Modeling rarefied gas-solid surface interactions for Couette flow with different wall temperatures using an unsupervised machine learning technique
SM Nejad and E Iype and S Nedea and A Frijns and D Smeulders, PHYSICAL REVIEW E, 104, 015309 (2021).
DOI: 10.1103/PhysRevE.104.015309
In rarefied gas flows, discontinuity phenomena such as velocity slip and temperature jump commonly appear in the gas layer adjacent to a solid boundary. Due to the physical complexity of the interactions at the gas- solid interface, particularly in the case of systems with local nonequilibrium state, boundary models with limited number of parameters cannot completely describe the reflection of gas molecules at the boundary. In this work, the Gaussian mixture (GM) model, which is an unsupervised machine learning technique, is employed to construct a statistical gas-solid surface scattering model based on the collisional data obtained from molecular dynamics (MD) simulations. The GM model is applied to study Couette flow for different inert gases (Ar and He) confined between two parallel infinite gold walls at different temperatures. A direct comparison between the results obtained from the GM model and the Cercignani-Lampis-Lord (CLL) scattering kernel against the MD collisional data in terms of the distribution of the predicted postcollisional velocities, and accommodation coefficients has shown that the results from the GM model are an excellent match with the MD results outperforming the CLL scattering kernel.

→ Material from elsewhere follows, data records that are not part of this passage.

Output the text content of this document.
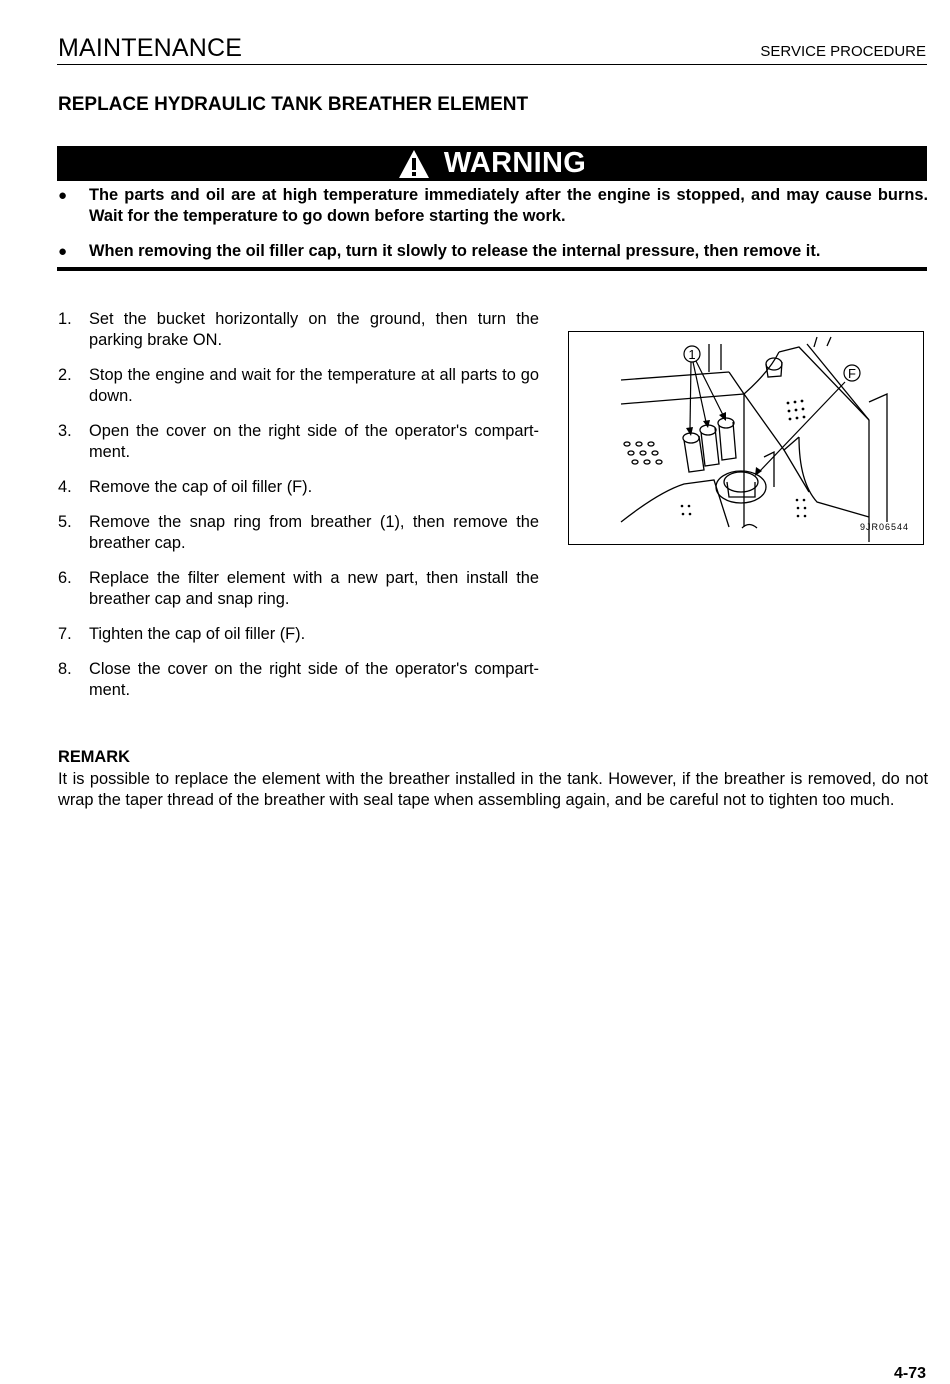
MAINTENANCE	SERVICE PROCEDURE
REPLACE HYDRAULIC TANK BREATHER ELEMENT
WARNING
● The parts and oil are at high temperature immediately after the engine is stopped, and may cause burns. Wait for the temperature to go down before starting the work.
● When removing the oil filler cap, turn it slowly to release the internal pressure, then remove it.
1. Set the bucket horizontally on the ground, then turn the parking brake ON.
2. Stop the engine and wait for the temperature at all parts to go down.
3. Open the cover on the right side of the operator's compart-ment.
4. Remove the cap of oil filler (F).
5. Remove the snap ring from breather (1), then remove the breather cap.
6. Replace the filter element with a new part, then install the breather cap and snap ring.
7. Tighten the cap of oil filler (F).
8. Close the cover on the right side of the operator's compart-ment.
1
F
9JR06544
REMARK
It is possible to replace the element with the breather installed in the tank. However, if the breather is removed, do not wrap the taper thread of the breather with seal tape when assembling again, and be careful not to tighten too much.
4-73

As an example, for He gas, while the predicted energy accommodation coefficient by the CLL model is more than two times higher than the MD predictions, the value computed by the GM model is in excellent agreement with the MD results. This superior performance of the GM model confirms its high potential to derive a generalized boundary condition in systems encountered with highly nonequilibrium and complex gas flow conditions.